Formaldehyde causes cancer. Architects and environmental activists have known this for a long time, which is why the indoor air quality portion of LEED requires us to use materials that do not include added formaldehyde. Yesterday, the federal government’s National Toxicology Program finally confirmed this fact in their latest Report on Carcinogens.
The report had been delayed for at least four years by corporate pressure, which should not surprise anyone. The problem for us is that this delay, along with the foolish waste of money on lobbyists – instead of spending the same money on scientists and engineers working on replacements for formaldehyde – means that formaldehyde-free plywood is both expensive and difficult to obtain in South Florida. The plywood we'll use in our cabinetry costs three times what we would pay for conventional, carcinogenic plywood, which puts healthy plywood out of the reach of the vast majority of Americans.

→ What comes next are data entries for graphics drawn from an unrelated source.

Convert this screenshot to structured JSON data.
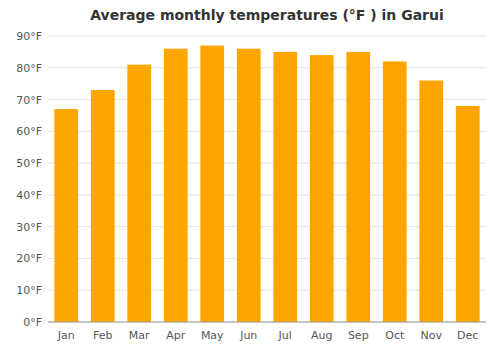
{
  "chart_data": {
    "type": "bar",
    "title": "Average monthly temperatures (°F ) in Garui",
    "categories": [
      "Jan",
      "Feb",
      "Mar",
      "Apr",
      "May",
      "Jun",
      "Jul",
      "Aug",
      "Sep",
      "Oct",
      "Nov",
      "Dec"
    ],
    "values": [
      67,
      73,
      81,
      86,
      87,
      86,
      85,
      84,
      85,
      82,
      76,
      68
    ],
    "color": "#FFA500",
    "ylim": [
      0,
      90
    ],
    "yticks": [
      {
        "value": 0,
        "label": "0°F"
      },
      {
        "value": 10,
        "label": "10°F"
      },
      {
        "value": 20,
        "label": "20°F"
      },
      {
        "value": 30,
        "label": "30°F"
      },
      {
        "value": 40,
        "label": "40°F"
      },
      {
        "value": 50,
        "label": "50°F"
      },
      {
        "value": 60,
        "label": "60°F"
      },
      {
        "value": 70,
        "label": "70°F"
      },
      {
        "value": 80,
        "label": "80°F"
      },
      {
        "value": 90,
        "label": "90°F"
      }
    ],
    "grid": true
  }
}
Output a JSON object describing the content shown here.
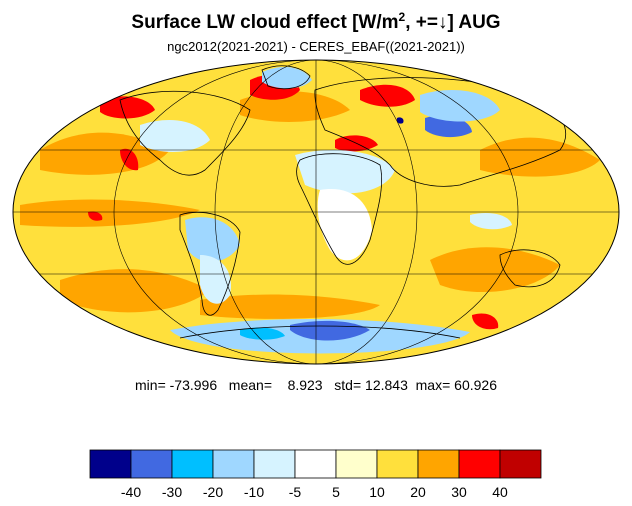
{
  "title": {
    "prefix": "Surface LW cloud effect [W/m",
    "superscript": "2",
    "middle": ", +=",
    "arrow": "↓",
    "suffix": "]  AUG"
  },
  "subtitle": "ngc2012(2021-2021) - CERES_EBAF((2021-2021))",
  "stats": {
    "min_label": "min=",
    "min": "-73.996",
    "mean_label": "mean=",
    "mean": "8.923",
    "std_label": "std=",
    "std": "12.843",
    "max_label": "max=",
    "max": "60.926"
  },
  "map": {
    "projection": "Mollweide",
    "ocean_base_color": "#FFE03C",
    "coastline_color": "#000000",
    "gridline_color": "#000000",
    "anomaly_regions": [
      {
        "name": "north-atlantic-high",
        "level": 40,
        "color": "#FF0000"
      },
      {
        "name": "mediterranean-high",
        "level": 40,
        "color": "#FF0000"
      },
      {
        "name": "central-asia-low",
        "level": -20,
        "color": "#00BFFF"
      },
      {
        "name": "greenland-low",
        "level": -10,
        "color": "#9FD7FF"
      },
      {
        "name": "sahara-low",
        "level": -5,
        "color": "#D6F3FF"
      },
      {
        "name": "amazon-low",
        "level": -10,
        "color": "#9FD7FF"
      },
      {
        "name": "antarctica-low",
        "level": -30,
        "color": "#4169E1"
      },
      {
        "name": "east-pacific-high",
        "level": 30,
        "color": "#FFA500"
      },
      {
        "name": "north-pacific-high",
        "level": 40,
        "color": "#FF0000"
      }
    ]
  },
  "colorbar": {
    "colors": [
      "#00008B",
      "#4169E1",
      "#00BFFF",
      "#9FD7FF",
      "#D6F3FF",
      "#FFFFFF",
      "#FFFFCC",
      "#FFE03C",
      "#FFA500",
      "#FF0000",
      "#C00000"
    ],
    "tick_labels": [
      "-40",
      "-30",
      "-20",
      "-10",
      "-5",
      "5",
      "10",
      "20",
      "30",
      "40"
    ]
  }
}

Far worse than the inconvenience to us, then, is the fact that American homes are filled with carcinogen-laced materials. That “new home smell” kills. And the people who sell this stuff have known this for a long time.
The Report on Carcinogens also lists two other common construction materials, styrene (often used in bathtubs) and glass fibers (like those used in batt insulation). These are two classes of materials we’ve worked hard to avoid using in tin box. But, again, these materials are so widely used that it is impossible to avoid exposure to them in everyday life.